I've been using Proxmox for some time now and am quite happy with it, however I do have a single issue with my VM's and snapshots.
If I delete a snapshot that is even just a day-old it'll take quite a long time to delete the snapshot (up to 2 minutes). In the meanwhile the VM is 'frozen' and completely unresponsive.
The VM's are all stored on ZFS storage served from TrueNAS over NFS.

Now I've read somewhere that this can be the result of using slow storage amongst others but I dont think that my storage solution is that slow. Storage specs:
Data VDEVs
2 x RAIDZ1 | 4 wide | 3.49 TiB --- (All: Samsung PM1633a MZILS3T8HMLH0D4 3.84TB SAS 12Gb/s or equivalent)
Log VDEVs
1 x DISK | 1 wide | 260.83 GiB -- (Intel 900P Optane (SSDPED1D280GA)


The NAS has a 40Gbit uplink and the hypervisors all have a 25Gbit link, MTU is set to 9000 and the storage speed is quite OK, here is a `yabs` result:
Code:
fio Disk Speed Tests (Mixed R/W 50/50) (Partition 10.0.75.10:/mnt/zfs-01/px-nfs):
---------------------------------
Block Size | 4k            (IOPS) | 64k           (IOPS)
  ------   | ---            ----  | ----           ----
Read       | 122.97 MB/s  (30.7k) | 441.55 MB/s   (6.8k)
Write      | 123.29 MB/s  (30.8k) | 443.87 MB/s   (6.9k)
Total      | 246.27 MB/s  (61.5k) | 885.43 MB/s  (13.8k)
           |                      |
Block Size | 512k          (IOPS) | 1m            (IOPS)
  ------   | ---            ----  | ----           ----
Read       | 493.56 MB/s    (964) | 523.89 MB/s    (511)
Write      | 519.79 MB/s   (1.0k) | 558.78 MB/s    (545)
Total      | 1.01 GB/s     (1.9k) | 1.08 GB/s     (1.0k)


So, te storage is quite performant I would say.

Here is the config of a example VM that is having issues:
Code:
root@am-prm-01:/mnt/pve/px-nfs# qm config 138
agent: 1
balloon: 4096
boot: order=scsi0;ide2;net0
cores: 24
cpu: EPYC
hotplug: disk,network,usb
ide2: none,media=cdrom
memory: 49152
meta: creation-qemu=9.0.2,ctime=1751440419
name: xxx
net0: virtio=BC:24:11:33:5A:8A,bridge=vmbr50,firewall=1
numa: 0
ostype: l26
parent: NTB-pre-update-20260504T061508685003
scsi0: px-nfs:138/vm-138-disk-0.qcow2,discard=on,iothread=1,size=200G,ssd=1
scsihw: virtio-scsi-single
smbios1: uuid=d474f662-80ec-48a1-8898-ec8aa0933921
sockets: 1
tags: ntb-mgmt
vmgenid: 7e9b01ee-5ccb-4045-ae19-3c5af511b596

Is the combination of qcow2 + NFS my issue here?

I have some automated jobs in-place where (on a weekly basis) snapshot all VM's, update them, reboot them and 2 days later delete the snapshots.
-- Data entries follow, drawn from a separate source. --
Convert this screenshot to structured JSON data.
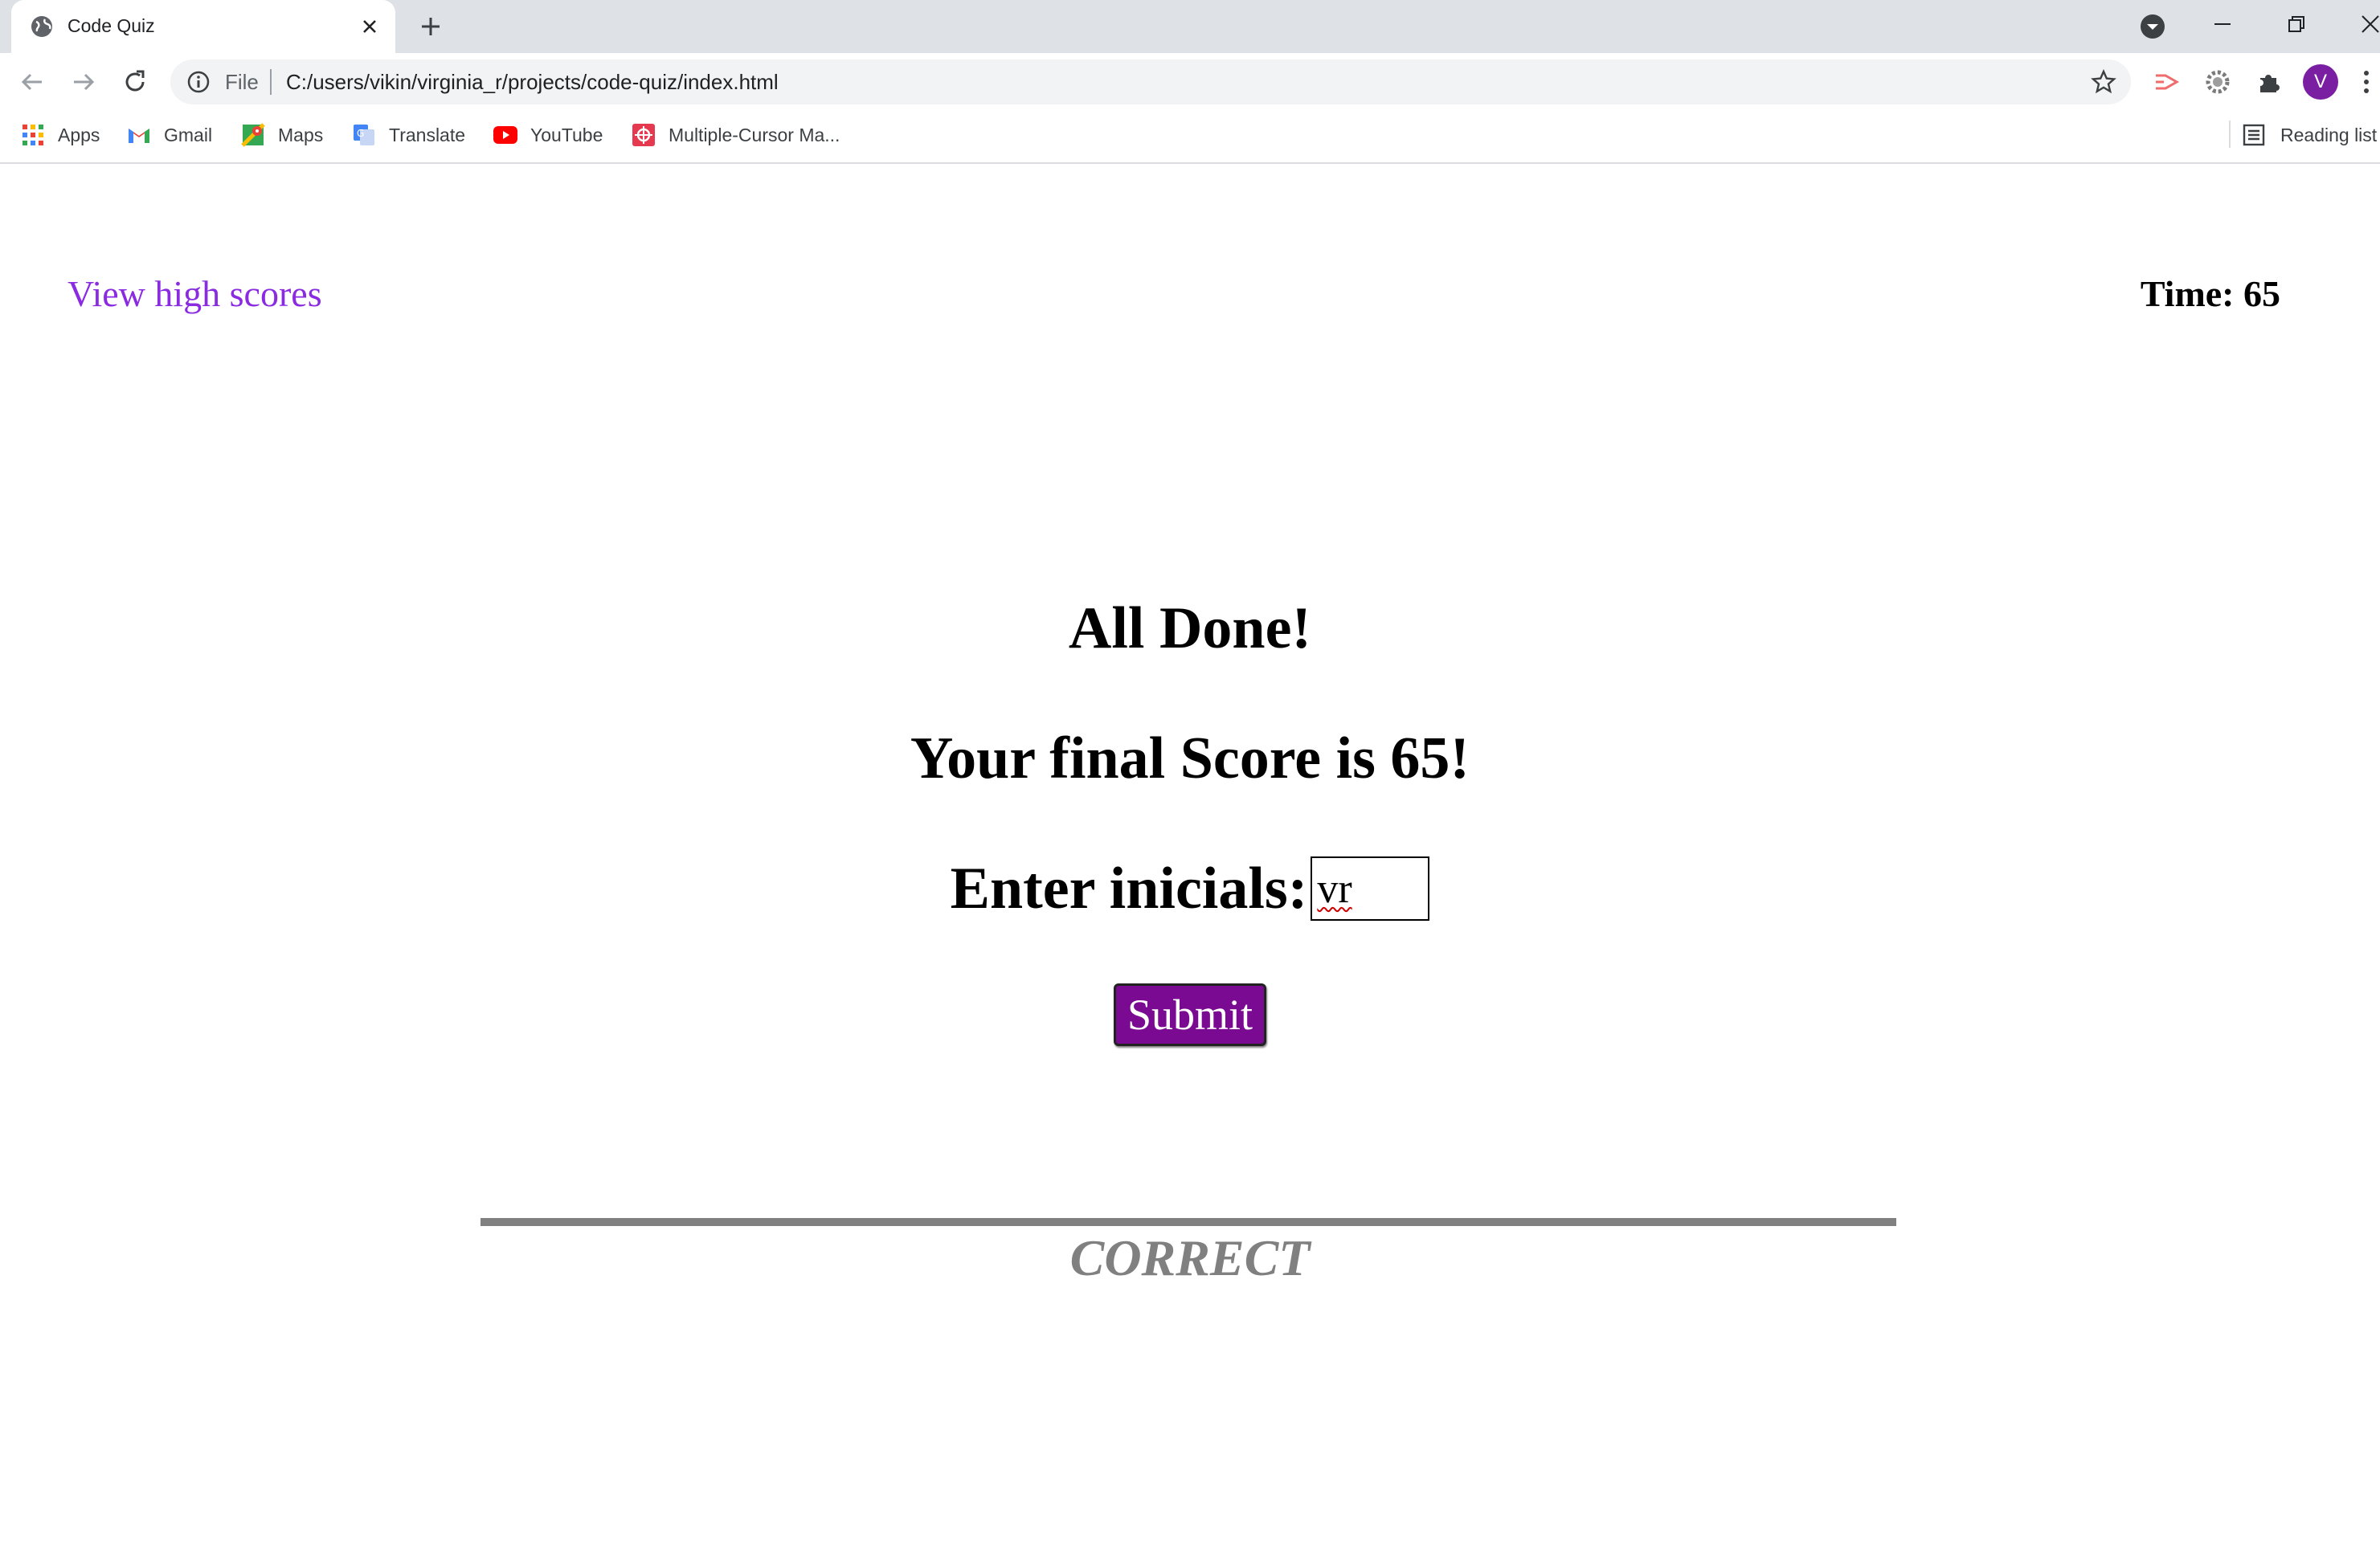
{
  "browser": {
    "tab_title": "Code Quiz",
    "address_scheme_label": "File",
    "url": "C:/users/vikin/virginia_r/projects/code-quiz/index.html",
    "avatar_letter": "V",
    "bookmarks": [
      {
        "label": "Apps",
        "icon": "apps-grid-icon"
      },
      {
        "label": "Gmail",
        "icon": "gmail-icon"
      },
      {
        "label": "Maps",
        "icon": "maps-icon"
      },
      {
        "label": "Translate",
        "icon": "translate-icon"
      },
      {
        "label": "YouTube",
        "icon": "youtube-icon"
      },
      {
        "label": "Multiple-Cursor Ma...",
        "icon": "extension-page-icon"
      }
    ],
    "reading_list_label": "Reading list"
  },
  "quiz": {
    "high_scores_link": "View high scores",
    "timer_text": "Time: 65",
    "done_title": "All Done!",
    "final_score_text": "Your final Score is 65!",
    "initials_label": "Enter inicials:",
    "initials_value": "vr",
    "submit_label": "Submit",
    "feedback_text": "CORRECT"
  },
  "colors": {
    "link": "#8a2be2",
    "submit_bg": "#7a0a91",
    "feedback": "#808080",
    "avatar": "#7b1fa2"
  }
}
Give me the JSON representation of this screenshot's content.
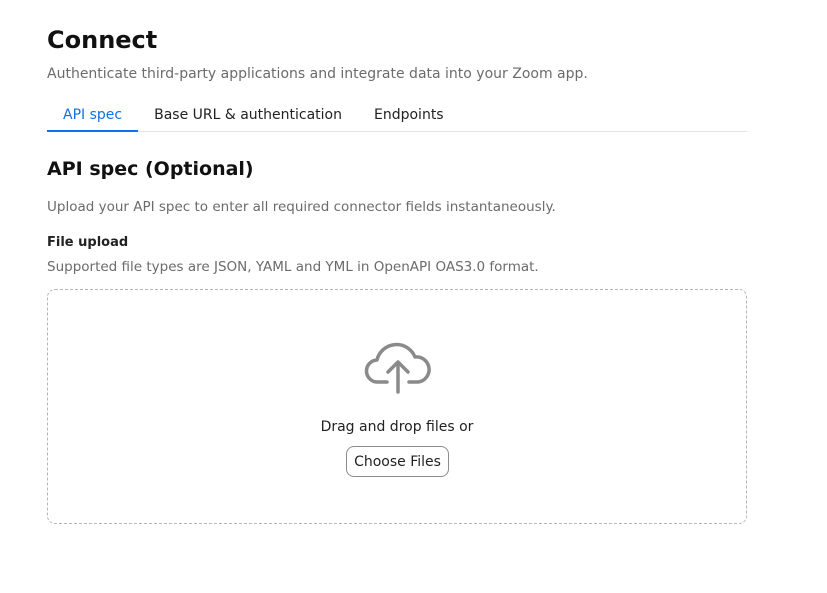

However the downtime I now have because of the snapshot removal is killing me.
 

Attachments

  • Screenshot 2026-05-09 at 18.56.28.png
    Screenshot 2026-05-09 at 18.56.28.png
    122.3 KB · Views: 4
s the combination of qcow2 + NFS my issue here?
Probably: yes.

If I remember correctly removing a snapshot means to integrate the modified blocks (since the point in time when the snapshot was taken) into one single file. That's plain and simple a slow operation. Problems like like this result in the recommendation to use modern block-devices, not files for VM images.

Disclaimer: I do not use qcow2 and my memory may be unreliable...
 
  • Like
Reactions: fiona
Do the snapshots in your truenas zfs and even use raw files instead of qcow for your images over nfs.
 
Do the snapshots in your truenas zfs and even use raw files instead of qcow for your images over nfs.
I already create snapshots from the TrueNAS side, but those are not (easily) restorable from the Proxmox side

Using RAW is not a viable solution since that'll lose my ability for Thin-provisioning and VM Snapshots.
 
Thin provisioning is a form of resource oversubscription—specifically, simulating storage that one does not actually possess. Running out of space will give you much more problems as you think of the pros while even cost performance. Restoring a VM snapshot is simply a copy operation from the dataset's `.zfs` directory.
 
but those are not (easily) restorable from the Proxmox side
By using ZFS over iSCSI, you can create and restore snapshots via the API without directly accessing Truenas, and thin provisioning is also available.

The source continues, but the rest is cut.